Sebuah pukulan keras dari Stella, yang mengayunkan tongkatnya dan memukulkannya ke kepala Lexia. Lexia mengumpat sembari terjatuh ke samping, ia mengusap-ngusap sisi kepalanya yang dihantam keras-keras.
"— Itu bukan aku, Demi Bintang Kejora!" Stella mengangkat kedua tangannya, seolah menunjukkan bahwa itu memang bukan dia. Dilihat dari ekspresi terkejut-bingung yang ada di wajahnya, nampaknya itu memang bukan dia.
"Kau," Lexia melirik ke Eumenides. "Dia kau apakan?"
"Lucu sekali. Aliran darahnya menjadi cepat ketika kau mengumpat marah ke arahnya." Eumenides terkikik geli, sebuah jawaban untuk pertanyaan Lexia. Ia memeluk boneka pandanya. "Kalau ya, memangnya kenapa?"
"Hah?" Stella melongo. Ia menepuk-nepuk kepalanya, lalu badannya. "Tapi kapan?"
"Sebelum kita dikirim ke sini, tentu saja." Lexia berdiri. "C'était plutôt astucieux, je dois le reconnaître."
Eumenides membungkukkan badannya sembari mengangkat roknya kecil sambil tersenyum manis, seolah ia adalah seorang aktris yang berterima kasih atas sebuah pujian. Boneka pandanya masih tergenggam dengan erat. Untuk sesaat, Eumenides nampak seperti gadis cilik yang manis. Sayang ia kembali nampak dingin ketika melongokkan kepalanya. "Tanpa membuang waktu lebih lagi, bisa kita mulai?"
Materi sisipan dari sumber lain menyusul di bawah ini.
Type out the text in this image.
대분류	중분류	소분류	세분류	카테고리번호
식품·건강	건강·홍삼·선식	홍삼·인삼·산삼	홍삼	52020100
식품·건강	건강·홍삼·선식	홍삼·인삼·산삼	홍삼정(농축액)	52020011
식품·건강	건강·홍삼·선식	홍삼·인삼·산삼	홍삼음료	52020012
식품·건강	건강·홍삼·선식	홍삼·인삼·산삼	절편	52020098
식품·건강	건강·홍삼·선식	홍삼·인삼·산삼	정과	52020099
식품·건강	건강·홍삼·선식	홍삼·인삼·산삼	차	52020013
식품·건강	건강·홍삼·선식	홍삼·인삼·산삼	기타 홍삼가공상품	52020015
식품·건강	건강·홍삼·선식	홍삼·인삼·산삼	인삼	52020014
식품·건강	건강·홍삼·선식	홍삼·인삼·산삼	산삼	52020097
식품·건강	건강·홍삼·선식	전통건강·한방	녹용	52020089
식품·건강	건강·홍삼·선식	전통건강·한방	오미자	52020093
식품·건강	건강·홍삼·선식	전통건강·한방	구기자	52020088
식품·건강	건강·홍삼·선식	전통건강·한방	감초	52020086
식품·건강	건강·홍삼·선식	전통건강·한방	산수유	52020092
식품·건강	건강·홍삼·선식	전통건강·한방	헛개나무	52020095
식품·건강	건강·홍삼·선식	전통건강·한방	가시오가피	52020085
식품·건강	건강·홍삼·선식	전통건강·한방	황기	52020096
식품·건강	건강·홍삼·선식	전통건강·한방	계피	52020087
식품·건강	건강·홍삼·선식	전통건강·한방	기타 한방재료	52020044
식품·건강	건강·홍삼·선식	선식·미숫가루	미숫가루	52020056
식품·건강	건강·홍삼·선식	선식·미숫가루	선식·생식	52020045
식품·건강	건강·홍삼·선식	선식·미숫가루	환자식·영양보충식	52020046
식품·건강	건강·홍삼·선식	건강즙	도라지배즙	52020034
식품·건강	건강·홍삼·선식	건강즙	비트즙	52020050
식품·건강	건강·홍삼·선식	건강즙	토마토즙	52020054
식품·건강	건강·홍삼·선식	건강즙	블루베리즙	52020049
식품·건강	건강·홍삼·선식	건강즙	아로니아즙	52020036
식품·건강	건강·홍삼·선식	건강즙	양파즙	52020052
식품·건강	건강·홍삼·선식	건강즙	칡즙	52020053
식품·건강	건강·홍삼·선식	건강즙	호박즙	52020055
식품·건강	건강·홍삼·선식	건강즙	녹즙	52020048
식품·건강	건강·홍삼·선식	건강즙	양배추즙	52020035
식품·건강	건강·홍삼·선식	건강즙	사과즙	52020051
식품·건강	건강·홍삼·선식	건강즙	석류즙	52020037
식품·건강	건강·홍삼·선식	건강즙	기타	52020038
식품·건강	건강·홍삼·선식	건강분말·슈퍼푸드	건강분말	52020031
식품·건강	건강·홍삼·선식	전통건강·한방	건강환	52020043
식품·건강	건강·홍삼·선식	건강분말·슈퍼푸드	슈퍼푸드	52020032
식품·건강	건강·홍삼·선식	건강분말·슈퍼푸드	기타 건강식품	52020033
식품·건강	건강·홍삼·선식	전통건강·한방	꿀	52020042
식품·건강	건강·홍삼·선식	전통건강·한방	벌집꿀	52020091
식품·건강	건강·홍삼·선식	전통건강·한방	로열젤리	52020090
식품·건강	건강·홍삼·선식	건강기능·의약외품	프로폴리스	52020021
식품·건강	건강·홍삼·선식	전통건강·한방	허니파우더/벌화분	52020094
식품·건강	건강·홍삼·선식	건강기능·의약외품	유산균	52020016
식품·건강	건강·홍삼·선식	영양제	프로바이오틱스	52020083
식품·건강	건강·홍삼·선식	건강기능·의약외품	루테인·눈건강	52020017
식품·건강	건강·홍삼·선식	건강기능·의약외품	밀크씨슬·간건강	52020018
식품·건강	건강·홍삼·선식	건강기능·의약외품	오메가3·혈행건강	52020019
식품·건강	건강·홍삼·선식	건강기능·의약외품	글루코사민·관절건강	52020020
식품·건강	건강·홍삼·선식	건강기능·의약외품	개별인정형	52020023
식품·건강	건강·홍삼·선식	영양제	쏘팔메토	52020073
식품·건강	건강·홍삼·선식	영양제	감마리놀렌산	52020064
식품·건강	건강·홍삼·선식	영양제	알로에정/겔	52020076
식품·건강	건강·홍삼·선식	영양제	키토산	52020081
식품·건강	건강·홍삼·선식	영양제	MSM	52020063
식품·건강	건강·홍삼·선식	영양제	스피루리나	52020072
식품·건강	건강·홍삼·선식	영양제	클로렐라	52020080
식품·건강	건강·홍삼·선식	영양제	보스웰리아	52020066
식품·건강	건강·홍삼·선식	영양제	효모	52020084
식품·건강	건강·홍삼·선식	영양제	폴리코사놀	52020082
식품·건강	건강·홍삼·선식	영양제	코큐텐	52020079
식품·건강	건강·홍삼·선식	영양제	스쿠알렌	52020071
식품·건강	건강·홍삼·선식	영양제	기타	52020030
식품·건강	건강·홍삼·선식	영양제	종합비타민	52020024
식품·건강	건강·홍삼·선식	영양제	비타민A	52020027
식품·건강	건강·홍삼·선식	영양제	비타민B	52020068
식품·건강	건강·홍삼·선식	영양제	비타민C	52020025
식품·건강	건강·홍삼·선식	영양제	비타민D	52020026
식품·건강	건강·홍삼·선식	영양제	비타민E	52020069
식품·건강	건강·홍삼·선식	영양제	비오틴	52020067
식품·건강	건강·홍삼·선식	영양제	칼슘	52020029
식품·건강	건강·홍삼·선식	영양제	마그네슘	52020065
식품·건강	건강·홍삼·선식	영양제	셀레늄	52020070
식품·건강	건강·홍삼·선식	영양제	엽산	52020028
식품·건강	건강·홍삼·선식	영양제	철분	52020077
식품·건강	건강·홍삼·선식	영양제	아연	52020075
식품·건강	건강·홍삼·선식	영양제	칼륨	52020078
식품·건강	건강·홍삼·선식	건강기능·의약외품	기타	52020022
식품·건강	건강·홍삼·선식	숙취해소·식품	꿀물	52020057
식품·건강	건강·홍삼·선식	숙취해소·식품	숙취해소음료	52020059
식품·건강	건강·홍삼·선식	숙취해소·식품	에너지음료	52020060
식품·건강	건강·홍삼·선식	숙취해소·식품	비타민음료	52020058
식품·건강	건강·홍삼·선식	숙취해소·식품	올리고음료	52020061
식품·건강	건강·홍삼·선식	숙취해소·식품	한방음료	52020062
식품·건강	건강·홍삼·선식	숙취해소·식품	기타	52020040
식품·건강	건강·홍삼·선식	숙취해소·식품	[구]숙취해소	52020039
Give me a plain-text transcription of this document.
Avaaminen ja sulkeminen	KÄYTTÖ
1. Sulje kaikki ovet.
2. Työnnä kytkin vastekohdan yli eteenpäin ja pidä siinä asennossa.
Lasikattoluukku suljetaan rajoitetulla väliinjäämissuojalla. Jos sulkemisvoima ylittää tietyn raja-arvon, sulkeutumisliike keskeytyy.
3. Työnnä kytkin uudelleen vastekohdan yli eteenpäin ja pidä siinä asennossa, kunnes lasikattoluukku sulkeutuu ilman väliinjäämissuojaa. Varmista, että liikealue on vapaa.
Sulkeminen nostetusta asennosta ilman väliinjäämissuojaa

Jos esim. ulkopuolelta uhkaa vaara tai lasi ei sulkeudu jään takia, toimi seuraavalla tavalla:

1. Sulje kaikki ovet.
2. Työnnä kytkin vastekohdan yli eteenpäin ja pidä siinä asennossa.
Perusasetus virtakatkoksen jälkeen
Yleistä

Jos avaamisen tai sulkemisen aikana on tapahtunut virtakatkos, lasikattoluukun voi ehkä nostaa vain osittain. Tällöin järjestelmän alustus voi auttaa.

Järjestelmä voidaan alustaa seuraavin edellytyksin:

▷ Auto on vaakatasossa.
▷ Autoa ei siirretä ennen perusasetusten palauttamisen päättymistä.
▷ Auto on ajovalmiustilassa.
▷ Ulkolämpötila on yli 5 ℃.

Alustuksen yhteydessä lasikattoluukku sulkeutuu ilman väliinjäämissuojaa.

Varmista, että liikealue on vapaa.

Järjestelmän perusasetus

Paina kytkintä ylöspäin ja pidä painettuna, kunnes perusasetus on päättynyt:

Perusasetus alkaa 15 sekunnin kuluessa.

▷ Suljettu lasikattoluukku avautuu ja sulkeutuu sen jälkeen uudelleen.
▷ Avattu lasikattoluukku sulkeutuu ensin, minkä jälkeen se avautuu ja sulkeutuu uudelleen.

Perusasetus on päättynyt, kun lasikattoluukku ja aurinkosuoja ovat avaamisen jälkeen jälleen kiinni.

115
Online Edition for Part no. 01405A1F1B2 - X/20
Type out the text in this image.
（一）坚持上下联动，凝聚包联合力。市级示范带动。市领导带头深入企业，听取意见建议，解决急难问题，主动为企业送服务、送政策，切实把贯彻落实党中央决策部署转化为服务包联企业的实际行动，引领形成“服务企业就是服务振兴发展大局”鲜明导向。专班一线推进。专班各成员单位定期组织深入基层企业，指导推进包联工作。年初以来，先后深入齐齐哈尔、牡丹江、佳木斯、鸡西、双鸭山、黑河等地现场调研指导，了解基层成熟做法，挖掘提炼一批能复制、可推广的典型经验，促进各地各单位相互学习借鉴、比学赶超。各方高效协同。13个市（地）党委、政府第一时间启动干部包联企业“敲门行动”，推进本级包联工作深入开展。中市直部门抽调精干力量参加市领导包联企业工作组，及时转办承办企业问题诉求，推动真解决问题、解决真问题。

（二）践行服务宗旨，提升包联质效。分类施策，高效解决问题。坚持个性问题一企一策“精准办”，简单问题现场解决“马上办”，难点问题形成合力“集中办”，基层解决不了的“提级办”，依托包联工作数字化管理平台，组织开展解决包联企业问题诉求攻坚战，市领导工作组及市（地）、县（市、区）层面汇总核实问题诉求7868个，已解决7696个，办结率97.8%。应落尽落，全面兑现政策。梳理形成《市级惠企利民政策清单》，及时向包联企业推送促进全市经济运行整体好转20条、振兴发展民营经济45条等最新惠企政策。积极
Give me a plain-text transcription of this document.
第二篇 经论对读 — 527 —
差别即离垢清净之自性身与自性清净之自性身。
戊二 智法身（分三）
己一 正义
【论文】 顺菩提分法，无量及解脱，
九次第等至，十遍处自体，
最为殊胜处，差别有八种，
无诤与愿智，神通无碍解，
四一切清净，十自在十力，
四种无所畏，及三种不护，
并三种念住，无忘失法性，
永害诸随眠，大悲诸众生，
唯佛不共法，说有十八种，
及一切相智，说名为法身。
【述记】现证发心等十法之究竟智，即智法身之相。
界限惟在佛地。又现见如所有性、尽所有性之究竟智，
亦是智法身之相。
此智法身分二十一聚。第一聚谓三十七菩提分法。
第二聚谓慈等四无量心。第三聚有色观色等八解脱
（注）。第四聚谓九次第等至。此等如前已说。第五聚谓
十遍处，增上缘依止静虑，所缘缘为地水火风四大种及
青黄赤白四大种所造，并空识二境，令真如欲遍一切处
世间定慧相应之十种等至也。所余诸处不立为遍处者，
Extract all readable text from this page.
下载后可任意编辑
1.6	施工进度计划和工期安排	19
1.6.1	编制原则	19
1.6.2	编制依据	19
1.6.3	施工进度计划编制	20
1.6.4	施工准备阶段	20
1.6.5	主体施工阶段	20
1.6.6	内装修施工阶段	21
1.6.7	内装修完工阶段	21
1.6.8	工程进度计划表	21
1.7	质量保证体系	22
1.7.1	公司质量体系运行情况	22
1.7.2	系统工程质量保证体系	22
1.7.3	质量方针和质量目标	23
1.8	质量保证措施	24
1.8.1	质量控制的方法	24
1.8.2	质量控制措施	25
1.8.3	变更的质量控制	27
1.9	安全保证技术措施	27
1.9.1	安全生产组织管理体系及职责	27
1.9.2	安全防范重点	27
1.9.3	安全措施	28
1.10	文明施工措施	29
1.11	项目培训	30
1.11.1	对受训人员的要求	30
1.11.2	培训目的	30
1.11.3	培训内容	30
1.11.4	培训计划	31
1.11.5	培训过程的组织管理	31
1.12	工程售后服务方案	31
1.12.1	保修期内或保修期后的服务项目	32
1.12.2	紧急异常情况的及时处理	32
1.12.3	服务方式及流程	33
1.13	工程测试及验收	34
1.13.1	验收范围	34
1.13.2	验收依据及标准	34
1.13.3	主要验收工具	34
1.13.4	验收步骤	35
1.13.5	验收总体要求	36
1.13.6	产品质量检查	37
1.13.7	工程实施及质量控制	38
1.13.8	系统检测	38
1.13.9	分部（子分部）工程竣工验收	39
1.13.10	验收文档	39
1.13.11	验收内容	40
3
"Apa rencananya?" Stella berbisik. Ia mengenggam tongkatnya erat-erat. "Aku hanya bisa menyihir—"
Tongkat Stella terayun lagi, tapi kali ini Lexia siap. Dengan sigap ia menunduk menghindar, kemudian dengan gesit mengayunkan kakinya dan menjatuhkan Stella yang kehilangan keseimbangan. Sementara Stella mengaduh kesakitan, Lexia dengan cepat menerjang ke arah Eumenides.
Boneka Pandanya.
Lexia tidak tahu apa fungsinya dan seberapa pentingnya, tapi dari cara Eumenides memegangnya nampaknya boneka itu memegang peranan yang cukup penting.
Sebelum Lexia dapat melaksanakan rencananya, kucing hitam Eumenides melompat ke depan sambil mendesis ke arahnya... Dan dalam satu kedipan mata, entah bagaimana, Lexia kembali ke samping Stella yang masih terduduk sambil meringis kesakitan.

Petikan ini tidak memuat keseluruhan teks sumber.